En la providencia que se acaba de citar, la Corte se pronunció sobre los efectos de la declaración de la simulación de un negocio jurídico y sostuvo que “muy a menudo ocurre que como resultado de las relaciones jurídicas posteriores al contrato simulado, las consecuencias de este tienen incidencia directa en otras personas, ante lo cual cabe preguntarse si un acto aparente posee la virtualidad de lesionar los intereses de terceros; entendiendo por estos últimos —en sentido amplio— los sucesores a título universal (herederos y legatarios), los acreedores quirografarios, los causahabientes a título particular, e, incluso, el penitus extraneus”.

Los terceros relativos están legitimados para participar en el litigio, es decir están en una condición en virtud de la cual ellos mismos hubieran podido ejercer la pretensión, o sea que son sujetos de intervención principal, pues poseen un derecho propio distinto de los del demandante y demandado, de ahí que no es posible acallar su interés jurídico con el solo argumento de que no concurrieron a la formación del contrato.

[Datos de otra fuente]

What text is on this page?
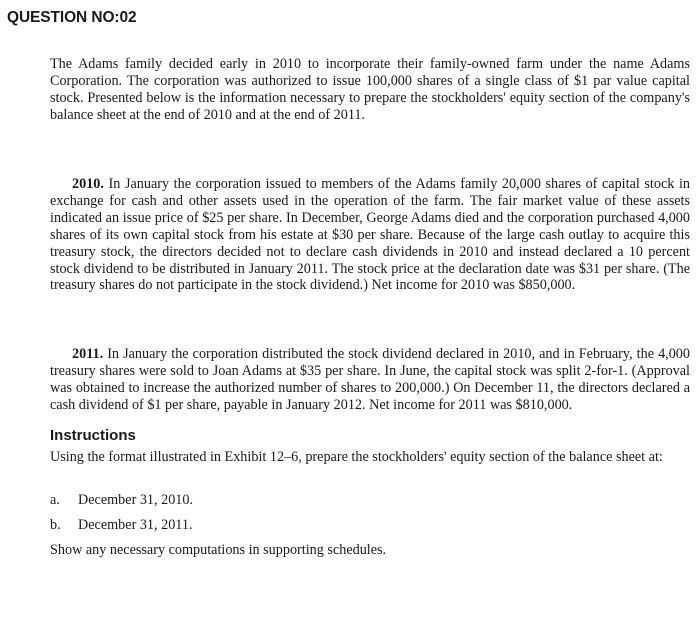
QUESTION NO:02

The Adams family decided early in 2010 to incorporate their family-owned farm under the name Adams Corporation. The corporation was authorized to issue 100,000 shares of a single class of $1 par value capital stock. Presented below is the information necessary to prepare the stockholders' equity section of the company's balance sheet at the end of 2010 and at the end of 2011.

2010. In January the corporation issued to members of the Adams family 20,000 shares of capital stock in exchange for cash and other assets used in the operation of the farm. The fair market value of these assets indicated an issue price of $25 per share. In December, George Adams died and the corporation purchased 4,000 shares of its own capital stock from his estate at $30 per share. Because of the large cash outlay to acquire this treasury stock, the directors decided not to declare cash dividends in 2010 and instead declared a 10 percent stock dividend to be distributed in January 2011. The stock price at the declaration date was $31 per share. (The treasury shares do not participate in the stock dividend.) Net income for 2010 was $850,000.

2011. In January the corporation distributed the stock dividend declared in 2010, and in February, the 4,000 treasury shares were sold to Joan Adams at $35 per share. In June, the capital stock was split 2-for-1. (Approval was obtained to increase the authorized number of shares to 200,000.) On December 11, the directors declared a cash dividend of $1 per share, payable in January 2012. Net income for 2011 was $810,000.

Instructions

Using the format illustrated in Exhibit 12–6, prepare the stockholders' equity section of the balance sheet at:

a. December 31, 2010.
b. December 31, 2011.
Show any necessary computations in supporting schedules.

De ahí que su legitimación haya sido reconocida por la jurisprudencia en acciones como la de simulación, pues “todo aquel que tenga un interés jurídico protegido por la ley, en que prevalezca el acto oculto sobre lo declarado por las partes en el acto ostensible, está habilitado para demandar la declaración de simulación. Ese interés puede existir lo mismo en las partes que en los terceros extraños al acto, de donde se sigue que tanto aquellas como estos están capacitados para ejercitar la acción... (G.J. tomo LXXIII, pág. 212)” (CSJ SC, 27 Ago. 2002, Rad. 6926).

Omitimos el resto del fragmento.